Ce traité a déjà été ratifié en premier par l'Allemagne et l'Autriche, puis par le Luxembourg. Il constitue l'une des priorités de l'actuelle présidence allemande. Il est déjà entré en vigueur entre l'Allemagne et l'Autriche qui l'appliquent depuis le mois de décembre 2006. Ces pays peuvent donc croiser leurs données ADN respectives. Au cours des six premières semaines, le croisement des données allemandes et autrichiennes a révélé environ 3 000 concordances. Dans de nombreuses enquêtes, ces résultats ont permis de mettre en relations les traces génétiques relevées sur le lieu d'un crime avec des personnes désormais identifiées.

Lorsque ce traité sera applicable dans notre pays, il devrait donc permettre de faciliter l'identification d'auteurs d'infractions jusqu'ici impunies. Je rappelle en effet que, actuellement, 150 000 empreintes digitales sur deux millions et 5 000 empreintes génétiques sur 68 000 n'ont pas encore pu être identifiées en France.

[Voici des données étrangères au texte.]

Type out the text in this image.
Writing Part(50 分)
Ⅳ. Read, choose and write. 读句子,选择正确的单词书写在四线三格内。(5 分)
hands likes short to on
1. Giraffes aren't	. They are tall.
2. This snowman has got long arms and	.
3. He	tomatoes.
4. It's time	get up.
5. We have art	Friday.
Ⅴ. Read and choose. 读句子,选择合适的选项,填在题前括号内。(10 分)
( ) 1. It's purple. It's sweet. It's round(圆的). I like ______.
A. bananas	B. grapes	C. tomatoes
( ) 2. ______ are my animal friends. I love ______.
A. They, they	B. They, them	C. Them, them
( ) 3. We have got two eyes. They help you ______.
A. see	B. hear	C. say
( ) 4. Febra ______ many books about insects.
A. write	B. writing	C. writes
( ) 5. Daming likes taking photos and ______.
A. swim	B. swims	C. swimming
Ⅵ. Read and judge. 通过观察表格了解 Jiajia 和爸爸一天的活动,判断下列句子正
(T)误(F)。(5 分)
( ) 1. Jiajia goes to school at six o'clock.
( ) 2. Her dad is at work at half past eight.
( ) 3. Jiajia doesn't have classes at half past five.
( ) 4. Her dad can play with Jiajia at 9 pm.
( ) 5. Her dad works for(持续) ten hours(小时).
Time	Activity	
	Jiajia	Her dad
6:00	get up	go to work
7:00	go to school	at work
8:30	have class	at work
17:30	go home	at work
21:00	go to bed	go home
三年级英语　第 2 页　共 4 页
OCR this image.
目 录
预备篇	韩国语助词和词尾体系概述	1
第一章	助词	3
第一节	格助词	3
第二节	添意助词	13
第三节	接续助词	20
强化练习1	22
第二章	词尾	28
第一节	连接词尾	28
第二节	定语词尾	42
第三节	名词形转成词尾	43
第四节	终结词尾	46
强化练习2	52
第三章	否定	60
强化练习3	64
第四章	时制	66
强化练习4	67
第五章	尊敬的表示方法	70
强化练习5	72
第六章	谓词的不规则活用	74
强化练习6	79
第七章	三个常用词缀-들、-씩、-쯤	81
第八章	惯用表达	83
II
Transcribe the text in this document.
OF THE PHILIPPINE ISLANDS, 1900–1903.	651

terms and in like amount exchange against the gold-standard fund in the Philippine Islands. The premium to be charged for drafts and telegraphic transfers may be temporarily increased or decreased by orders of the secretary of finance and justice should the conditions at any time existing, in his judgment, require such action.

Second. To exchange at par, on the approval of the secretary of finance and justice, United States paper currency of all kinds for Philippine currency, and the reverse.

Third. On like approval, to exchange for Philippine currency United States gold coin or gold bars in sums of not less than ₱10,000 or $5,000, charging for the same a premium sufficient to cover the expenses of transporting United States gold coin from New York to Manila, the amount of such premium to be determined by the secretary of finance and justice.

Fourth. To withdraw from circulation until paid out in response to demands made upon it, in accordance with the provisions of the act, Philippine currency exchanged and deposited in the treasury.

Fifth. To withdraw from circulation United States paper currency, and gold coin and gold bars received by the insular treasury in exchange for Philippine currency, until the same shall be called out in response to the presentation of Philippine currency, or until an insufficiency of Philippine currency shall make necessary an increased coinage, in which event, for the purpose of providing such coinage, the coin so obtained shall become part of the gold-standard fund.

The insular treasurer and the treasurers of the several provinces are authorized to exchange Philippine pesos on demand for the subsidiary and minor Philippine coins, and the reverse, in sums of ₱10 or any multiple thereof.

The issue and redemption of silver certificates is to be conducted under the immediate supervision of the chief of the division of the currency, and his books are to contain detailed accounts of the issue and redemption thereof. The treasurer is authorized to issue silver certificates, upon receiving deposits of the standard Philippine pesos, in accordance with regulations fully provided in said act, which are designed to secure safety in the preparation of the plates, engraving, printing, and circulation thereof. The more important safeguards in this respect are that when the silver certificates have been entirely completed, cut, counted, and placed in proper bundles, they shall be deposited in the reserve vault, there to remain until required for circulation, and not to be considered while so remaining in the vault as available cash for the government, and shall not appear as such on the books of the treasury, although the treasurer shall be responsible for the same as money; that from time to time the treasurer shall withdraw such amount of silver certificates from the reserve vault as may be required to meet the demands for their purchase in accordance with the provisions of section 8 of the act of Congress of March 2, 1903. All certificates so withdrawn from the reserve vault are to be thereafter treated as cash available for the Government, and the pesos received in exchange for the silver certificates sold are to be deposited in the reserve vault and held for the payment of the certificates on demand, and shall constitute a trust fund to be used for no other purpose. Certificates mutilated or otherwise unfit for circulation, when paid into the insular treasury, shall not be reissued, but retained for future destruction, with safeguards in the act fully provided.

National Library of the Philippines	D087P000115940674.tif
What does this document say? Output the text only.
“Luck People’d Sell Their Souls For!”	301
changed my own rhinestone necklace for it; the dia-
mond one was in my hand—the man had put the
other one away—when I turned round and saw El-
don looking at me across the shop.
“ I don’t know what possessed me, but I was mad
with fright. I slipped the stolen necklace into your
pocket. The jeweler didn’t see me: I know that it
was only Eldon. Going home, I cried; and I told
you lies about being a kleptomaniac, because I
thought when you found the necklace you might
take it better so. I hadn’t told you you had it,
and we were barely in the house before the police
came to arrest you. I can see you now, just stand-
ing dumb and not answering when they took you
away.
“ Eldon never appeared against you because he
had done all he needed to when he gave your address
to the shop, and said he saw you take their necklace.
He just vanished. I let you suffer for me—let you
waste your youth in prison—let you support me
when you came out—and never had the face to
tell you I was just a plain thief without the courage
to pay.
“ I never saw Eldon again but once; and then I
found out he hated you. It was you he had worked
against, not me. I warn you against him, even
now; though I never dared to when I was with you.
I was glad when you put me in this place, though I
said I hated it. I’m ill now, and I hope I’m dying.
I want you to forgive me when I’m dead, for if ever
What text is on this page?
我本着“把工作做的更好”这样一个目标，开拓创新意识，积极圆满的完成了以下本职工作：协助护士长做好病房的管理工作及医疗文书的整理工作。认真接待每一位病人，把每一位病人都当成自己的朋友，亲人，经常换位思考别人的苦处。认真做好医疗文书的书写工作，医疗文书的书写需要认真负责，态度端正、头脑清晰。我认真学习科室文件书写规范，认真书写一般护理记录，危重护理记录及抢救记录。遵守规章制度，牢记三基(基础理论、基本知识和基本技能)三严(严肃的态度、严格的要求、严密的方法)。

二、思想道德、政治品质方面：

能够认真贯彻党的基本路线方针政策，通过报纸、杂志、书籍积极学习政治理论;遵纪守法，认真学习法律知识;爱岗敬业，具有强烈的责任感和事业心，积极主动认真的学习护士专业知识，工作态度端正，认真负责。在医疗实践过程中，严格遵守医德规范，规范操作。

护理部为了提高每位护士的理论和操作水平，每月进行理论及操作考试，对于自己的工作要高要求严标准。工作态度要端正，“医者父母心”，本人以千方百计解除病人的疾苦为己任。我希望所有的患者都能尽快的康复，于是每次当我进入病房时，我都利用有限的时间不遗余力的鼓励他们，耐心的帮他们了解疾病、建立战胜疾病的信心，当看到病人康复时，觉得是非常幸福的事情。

C'est l'Allemagne qui a pris l'initiative des négociations qui ont conduit à la conclusion du traité au mois de juin 2005, deux jours avant le référendum français sur la Constitution européenne. Le fait qu'aux sept États signataires se soient ajoutés six nouveaux pays, depuis le mois de décembre dernier, constitue un signe encourageant pour cette démarche intergouvernementale, qui a été jugée plus rapide et plus efficace qu'une négociation européenne.

Cependant, l'Allemagne espère que, sur le modèle du traité de Schengen, le traité de Prüm pourra être intégré ultérieurement dans l'acquis communautaire. C'est le côté positif des coopérations concertées.

Quel que soit son avenir, ce traité constitue une avancée au regard de la situation antérieure, et manifeste la volonté de plusieurs États européens de répondre plus efficacement aux défis constitués par l'expansion des réseaux criminels sur le continent.

Voilà pourquoi, mes chers collègues, je vous propose d'adopter ce texte, comme l'a fait la commission des affaires étrangères, de la défense et des forces armées.